Luego esos lectores crecen, y se ven abocados a promover peyorativos de venganza y desahogo como cuñao o refugiarse en ideologías sin masa que legitimen su falta de cultura e igualen la música sinfónica y el trap, Centauros del desierto y Kill Bill o El Quijote con la bilogía de moda dark romantasy streampunk homoerótica young adult: decía Descartes que la inteligencia es la virtud mejor repartida del mundo, pues todos creen tener más que suficiente. Les gustan tanto las palomitas y la laxitud intelectual que, si les ha dado por terminar estudios humanísticos, prefieren apoyar como autores a los charlatanes de polémica burda para vender libros y conferencias que el propio rigor científico, al cabo resultan más entretenidos... Y es que semejantes usos han desgastado tanto estas disciplinas como espectros propios y serios del conocimiento, que apenas hay ya mentes inquietas y brillantes que piensen en ellas al entrar en la universidad. Lo científico allí ya se homologa a través de tendencias y modas; como único método de inferir conocimiento se emplea la comparística leguleya y con criterios cada vez más pobres: se admite ampliamente el origen de la tauromaquia en el mitraísmo con total ausencia de pruebas o sentido común en la propia hipótesis, solo por recoger cierto mito en el que se sacrifica a un toro. En la misma línea sacan del cubo de basura a Margaret Murray, y respecto del cristianismo, tratan de encajar a martillazos que todo emplazamiento de templo aislado o fiesta en el calendario tiene un origen pagano previo.

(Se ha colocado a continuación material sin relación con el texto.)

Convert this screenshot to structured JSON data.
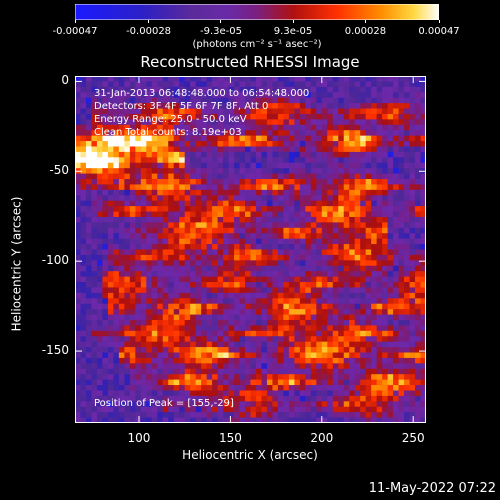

No se salvan ni los profesionales, que peinando canas nuevas emprenden demasiado a menudo editoriales o concursos literarios con objeto político y no cultural. Sirvan como ejemplos la reducción de la figura de Federico García Lorca a su condición sexual, el fallido intento de crear un polemista asimilable a Truman Capote por tener en común con él justo lo que menos viene al caso para un escritor, o la también reciente muerte de Mario Vargas Llosa, del que casi nadie fue capaz de redactar un breve obituario más que a regañadientes y absolviéndole primero de sus ideas políticas. Ante la falta de materia prima nacional o el achicamiento constante del público para la narrativa sofisticada, los nuevos proyectos editoriales en este espectro solo aspiran a especializarse en tal o cual mercancía extranjera ya probada en origen, donde tal vez se respeten más las lecturas iniciáticas. Si les ha dado por la crítica, animados por la anécdota de Bob Dylan, coronan a El Drogas, Robe Iniesta o Txus di Fellatio como poetas principales e inmemoriales del reino, y sólidos candidatos al próximo Nobel de Literatura para nuestro país.
Mientras la industria editorial presume que no para de crecer y se venden más libros que nunca, la sociedad tiene cada vez menos vocabulario, las letras de las canciones de moda se sustentan en léxico y rimas propios de un colegial de primaria, TikTok es fuente de verdad, ChatGPT oráculo y el Gobierno anuncia el bono cultural con que pretende comprar la voluntad de los jóvenes como un vale para comprar videojuegos... Porque, como dijo James Albert Michener, una nación se convierte en lo que sus jóvenes leen en su juventud.